What exactly are the costs of owning an electric car, find out in this post.
The amount of time it takes to charge an electric car depends on a number of reasons such as which type of charging point you use, how often you charge and the time of year you charge your car. Find out more below...
Before we actually look at the time duration for charging your electric car, it’s worth quickly looking at how often you will need to charge it in the first place.
According to latest figures, if you use an electric vehicle for a Monday - Friday work commute in the UK, your general round journey is likely to be around 30 miles per day. Add in a couple of trips to the local shop and your Monday - Friday total mileage could be in the region of, say, 180 miles.
For many of the recently launched electric cars, this range is achievable on a single charge. In other words, plug your car into the charger when you go to bed on Sunday night and you’ll be fine for all your travelling needs until you come home on Friday.
So, how long does it take to charge the battery and what happens if I need to do a longer journey and do not have sufficient range to reach my destination?
If you follow the sort of routine as mentioned above, and if you are using a 3-pin domestic socket, your car will be fully charged in around 12 hours. If you are lucky enough to be able to use a plug at work, then the same applies. Plan ahead and this will work really well. It’s also the cheapest way to charge your car. Some homeowners have access to cheaper electricity rates at night which will reduce your charging bill even further. One minor point…you’ll need to have a socket fairly close to your car because most of the leads which are provided by the car manufacturers aren’t all that long.
However, we’d recommend the installation of a Wallbox because it makes life simpler. The Wallbox is generally next to where you park your car and it provides a higher charge in the region of 3kW if you go for the lowest power level. This means you will need around 8 hours to charge your car.

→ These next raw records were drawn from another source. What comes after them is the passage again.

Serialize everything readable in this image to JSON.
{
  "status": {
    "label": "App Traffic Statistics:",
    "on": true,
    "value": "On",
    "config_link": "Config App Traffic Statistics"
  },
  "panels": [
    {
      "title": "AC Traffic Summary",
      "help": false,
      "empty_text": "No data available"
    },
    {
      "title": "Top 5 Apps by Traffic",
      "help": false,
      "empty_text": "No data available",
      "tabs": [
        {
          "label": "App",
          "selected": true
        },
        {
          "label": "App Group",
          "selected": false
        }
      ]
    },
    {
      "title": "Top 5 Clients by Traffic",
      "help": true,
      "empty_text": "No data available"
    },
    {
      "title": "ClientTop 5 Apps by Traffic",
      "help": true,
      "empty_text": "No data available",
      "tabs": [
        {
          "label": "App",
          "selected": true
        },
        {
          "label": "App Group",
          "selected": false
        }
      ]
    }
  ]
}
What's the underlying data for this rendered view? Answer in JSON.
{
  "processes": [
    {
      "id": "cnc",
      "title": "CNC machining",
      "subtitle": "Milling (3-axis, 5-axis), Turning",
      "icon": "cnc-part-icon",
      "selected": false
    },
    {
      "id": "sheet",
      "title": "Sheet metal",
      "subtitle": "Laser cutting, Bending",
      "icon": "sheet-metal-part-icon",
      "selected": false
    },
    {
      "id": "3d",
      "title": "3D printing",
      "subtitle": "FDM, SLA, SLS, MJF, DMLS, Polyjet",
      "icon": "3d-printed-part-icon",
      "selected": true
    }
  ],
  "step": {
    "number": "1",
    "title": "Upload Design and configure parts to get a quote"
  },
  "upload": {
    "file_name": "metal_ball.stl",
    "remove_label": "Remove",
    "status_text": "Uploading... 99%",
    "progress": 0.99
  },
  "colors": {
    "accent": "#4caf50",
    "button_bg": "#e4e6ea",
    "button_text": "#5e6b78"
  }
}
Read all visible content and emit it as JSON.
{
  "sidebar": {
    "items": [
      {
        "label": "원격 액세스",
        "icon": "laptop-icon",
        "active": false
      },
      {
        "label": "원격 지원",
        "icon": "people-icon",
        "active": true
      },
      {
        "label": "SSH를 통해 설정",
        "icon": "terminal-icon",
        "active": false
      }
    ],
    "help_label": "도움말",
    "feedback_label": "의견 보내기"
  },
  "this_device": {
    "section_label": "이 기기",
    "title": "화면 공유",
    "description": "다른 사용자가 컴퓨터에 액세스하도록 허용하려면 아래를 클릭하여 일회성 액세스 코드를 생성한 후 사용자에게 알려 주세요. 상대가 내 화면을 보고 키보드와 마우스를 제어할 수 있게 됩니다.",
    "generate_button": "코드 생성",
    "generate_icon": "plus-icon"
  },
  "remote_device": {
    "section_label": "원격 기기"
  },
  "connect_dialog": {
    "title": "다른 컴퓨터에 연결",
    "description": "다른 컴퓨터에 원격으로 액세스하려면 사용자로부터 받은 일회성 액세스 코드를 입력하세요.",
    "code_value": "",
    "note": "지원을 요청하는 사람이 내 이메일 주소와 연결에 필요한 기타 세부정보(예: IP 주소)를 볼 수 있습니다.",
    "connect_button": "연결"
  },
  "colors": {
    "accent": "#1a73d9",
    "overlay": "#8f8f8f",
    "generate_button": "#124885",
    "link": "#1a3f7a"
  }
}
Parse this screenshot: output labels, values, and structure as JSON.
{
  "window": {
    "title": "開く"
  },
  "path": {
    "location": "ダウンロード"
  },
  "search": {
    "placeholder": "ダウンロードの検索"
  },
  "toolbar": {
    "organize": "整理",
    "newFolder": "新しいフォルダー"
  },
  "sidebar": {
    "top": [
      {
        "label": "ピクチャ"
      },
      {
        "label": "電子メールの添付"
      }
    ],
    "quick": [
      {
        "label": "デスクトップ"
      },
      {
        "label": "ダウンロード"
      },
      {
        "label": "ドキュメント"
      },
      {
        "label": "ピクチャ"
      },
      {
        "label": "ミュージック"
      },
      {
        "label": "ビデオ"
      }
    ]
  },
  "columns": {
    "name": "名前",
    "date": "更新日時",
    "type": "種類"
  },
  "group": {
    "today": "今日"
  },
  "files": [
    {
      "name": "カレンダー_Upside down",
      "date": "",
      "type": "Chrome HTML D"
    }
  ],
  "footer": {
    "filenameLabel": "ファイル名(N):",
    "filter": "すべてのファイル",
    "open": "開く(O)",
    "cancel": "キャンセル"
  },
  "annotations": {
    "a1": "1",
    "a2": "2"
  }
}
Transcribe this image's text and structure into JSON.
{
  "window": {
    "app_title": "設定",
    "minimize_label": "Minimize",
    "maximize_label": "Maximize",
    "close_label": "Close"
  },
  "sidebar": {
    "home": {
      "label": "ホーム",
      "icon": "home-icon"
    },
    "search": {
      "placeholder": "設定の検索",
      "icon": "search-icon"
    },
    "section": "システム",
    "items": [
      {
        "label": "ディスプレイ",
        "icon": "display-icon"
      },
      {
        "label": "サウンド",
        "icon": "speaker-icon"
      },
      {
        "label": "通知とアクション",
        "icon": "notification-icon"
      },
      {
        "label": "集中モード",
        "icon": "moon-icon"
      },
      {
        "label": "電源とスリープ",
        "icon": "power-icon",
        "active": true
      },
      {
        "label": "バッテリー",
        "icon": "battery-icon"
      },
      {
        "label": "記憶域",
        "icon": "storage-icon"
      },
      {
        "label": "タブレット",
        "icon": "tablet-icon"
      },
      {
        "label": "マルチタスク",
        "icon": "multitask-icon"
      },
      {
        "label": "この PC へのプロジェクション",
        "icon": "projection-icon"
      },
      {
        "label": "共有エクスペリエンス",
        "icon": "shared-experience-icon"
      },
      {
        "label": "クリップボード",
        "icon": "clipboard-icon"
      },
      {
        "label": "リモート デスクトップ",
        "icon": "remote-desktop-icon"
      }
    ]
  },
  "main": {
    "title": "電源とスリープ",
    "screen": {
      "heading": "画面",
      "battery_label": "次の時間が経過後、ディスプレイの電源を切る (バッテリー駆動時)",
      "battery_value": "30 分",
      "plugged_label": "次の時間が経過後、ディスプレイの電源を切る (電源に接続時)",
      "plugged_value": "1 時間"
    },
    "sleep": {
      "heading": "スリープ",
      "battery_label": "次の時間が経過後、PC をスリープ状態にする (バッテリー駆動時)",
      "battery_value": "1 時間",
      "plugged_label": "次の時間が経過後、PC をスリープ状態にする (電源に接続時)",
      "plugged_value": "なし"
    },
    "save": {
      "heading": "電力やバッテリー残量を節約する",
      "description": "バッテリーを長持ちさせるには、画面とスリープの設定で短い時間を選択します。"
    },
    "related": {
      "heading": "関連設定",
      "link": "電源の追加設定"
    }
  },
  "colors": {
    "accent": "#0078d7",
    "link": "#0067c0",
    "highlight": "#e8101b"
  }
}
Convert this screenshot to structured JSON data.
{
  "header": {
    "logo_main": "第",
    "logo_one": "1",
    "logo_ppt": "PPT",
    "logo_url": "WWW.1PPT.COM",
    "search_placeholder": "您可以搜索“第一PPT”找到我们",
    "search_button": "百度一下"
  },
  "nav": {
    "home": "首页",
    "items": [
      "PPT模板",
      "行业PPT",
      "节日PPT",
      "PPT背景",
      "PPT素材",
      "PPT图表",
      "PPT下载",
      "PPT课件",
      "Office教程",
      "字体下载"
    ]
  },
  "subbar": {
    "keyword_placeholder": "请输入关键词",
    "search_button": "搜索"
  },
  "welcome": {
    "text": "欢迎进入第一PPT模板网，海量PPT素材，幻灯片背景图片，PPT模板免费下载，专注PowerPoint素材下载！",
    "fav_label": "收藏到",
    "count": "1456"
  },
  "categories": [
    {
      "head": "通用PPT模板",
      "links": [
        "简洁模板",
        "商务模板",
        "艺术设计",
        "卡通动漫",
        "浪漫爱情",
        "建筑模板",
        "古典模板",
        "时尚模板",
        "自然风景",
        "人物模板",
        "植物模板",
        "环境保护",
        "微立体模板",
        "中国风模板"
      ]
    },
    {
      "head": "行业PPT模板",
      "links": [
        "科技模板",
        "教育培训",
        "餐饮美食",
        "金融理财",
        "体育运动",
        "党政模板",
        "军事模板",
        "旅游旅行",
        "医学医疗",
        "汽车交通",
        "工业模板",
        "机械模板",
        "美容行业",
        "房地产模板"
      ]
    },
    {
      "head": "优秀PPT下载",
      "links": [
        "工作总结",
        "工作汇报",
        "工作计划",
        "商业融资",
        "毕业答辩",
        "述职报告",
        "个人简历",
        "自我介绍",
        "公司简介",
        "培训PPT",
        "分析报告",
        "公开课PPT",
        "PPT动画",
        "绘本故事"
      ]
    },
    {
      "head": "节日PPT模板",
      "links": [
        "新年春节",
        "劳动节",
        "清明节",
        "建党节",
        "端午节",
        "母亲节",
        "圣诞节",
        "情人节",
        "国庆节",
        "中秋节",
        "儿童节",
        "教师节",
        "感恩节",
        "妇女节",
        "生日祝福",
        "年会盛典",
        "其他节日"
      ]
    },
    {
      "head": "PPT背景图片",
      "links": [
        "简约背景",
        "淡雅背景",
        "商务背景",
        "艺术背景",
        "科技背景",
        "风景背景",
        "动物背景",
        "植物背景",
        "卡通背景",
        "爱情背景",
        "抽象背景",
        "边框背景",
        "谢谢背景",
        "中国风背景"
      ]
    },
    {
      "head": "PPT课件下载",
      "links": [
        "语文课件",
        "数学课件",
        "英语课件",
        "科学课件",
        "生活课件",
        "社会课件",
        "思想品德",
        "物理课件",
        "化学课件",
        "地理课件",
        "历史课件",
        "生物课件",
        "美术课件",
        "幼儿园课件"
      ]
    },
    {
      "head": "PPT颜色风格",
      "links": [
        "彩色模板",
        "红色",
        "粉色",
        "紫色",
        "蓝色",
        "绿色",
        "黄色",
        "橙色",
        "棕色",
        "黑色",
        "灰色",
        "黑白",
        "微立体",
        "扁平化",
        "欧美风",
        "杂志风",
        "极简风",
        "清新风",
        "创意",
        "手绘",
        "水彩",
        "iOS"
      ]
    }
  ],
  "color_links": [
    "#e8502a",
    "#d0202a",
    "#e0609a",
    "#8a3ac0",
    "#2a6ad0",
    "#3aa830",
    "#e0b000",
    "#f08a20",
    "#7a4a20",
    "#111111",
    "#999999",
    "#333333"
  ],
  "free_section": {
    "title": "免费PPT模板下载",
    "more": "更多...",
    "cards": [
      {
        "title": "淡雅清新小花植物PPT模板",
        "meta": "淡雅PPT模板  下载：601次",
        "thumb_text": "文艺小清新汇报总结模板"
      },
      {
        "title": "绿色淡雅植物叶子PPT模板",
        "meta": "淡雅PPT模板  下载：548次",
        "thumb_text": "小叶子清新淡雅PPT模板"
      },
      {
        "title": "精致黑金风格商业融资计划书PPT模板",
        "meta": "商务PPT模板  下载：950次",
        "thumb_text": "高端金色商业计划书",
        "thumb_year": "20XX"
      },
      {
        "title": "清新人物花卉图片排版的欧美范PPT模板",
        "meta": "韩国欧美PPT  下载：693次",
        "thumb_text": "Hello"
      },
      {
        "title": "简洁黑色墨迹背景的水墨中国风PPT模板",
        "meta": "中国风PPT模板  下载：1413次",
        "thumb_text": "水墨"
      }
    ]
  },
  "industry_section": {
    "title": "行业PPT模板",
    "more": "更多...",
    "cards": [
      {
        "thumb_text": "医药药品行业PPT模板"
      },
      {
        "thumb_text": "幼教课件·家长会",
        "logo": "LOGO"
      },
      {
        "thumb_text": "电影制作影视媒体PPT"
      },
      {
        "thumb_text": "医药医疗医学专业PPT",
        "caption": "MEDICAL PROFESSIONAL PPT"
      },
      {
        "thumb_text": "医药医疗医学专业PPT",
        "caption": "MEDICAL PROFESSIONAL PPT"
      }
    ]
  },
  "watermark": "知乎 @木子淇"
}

If you go for a more powerful Wallbox or use a public charging station, then most will use 7kW. This will charge your car in around 6 hours.
Lastly, more and more rapid chargers are available. These are around 10 times faster than using a domestic socket and can actually charge your battery up to 80 per cent in as little as 35 minutes. This is particularly useful for drivers who do longer journeys and can charge their car at a motorway service station whilst popping for a coffee. More and more cars are now capable of accepting rapid chargers.
The best idea is to keep your battery topped up. Don’t let it drop to near zero. Most electric vehicle owners find that giving the car a full overnight charge on a Sunday for example, and then giving it a top-up midweek, can often extend things through the entire weekend. You’ll soon get into a routine and know, in a typical week, when you need to fully charge or top-up.
Will the weather effect my EV battery range?
It’s also worth remembering that charging times and the amount of power that the battery can store, will vary according to the time of year. Batteries don’t like cold weather. In the chilly autumn, winter and early spring months, you will find that your battery does not perform as well as in the warm summer months. It’s also obvious to mention that during the colder times of the year you will be using the heater, lights, rear screen element, wipers etc, along with your usual audio system, sat nav etc...
If you plan ahead, you’ll be able to keep your battery topped up. If you think you may need to use a public charging station, it’s a go idea to do some advance research. There’s a really good website called Zap-Map. It shows where all of the charging stations are and what sort of chargers and companies are available.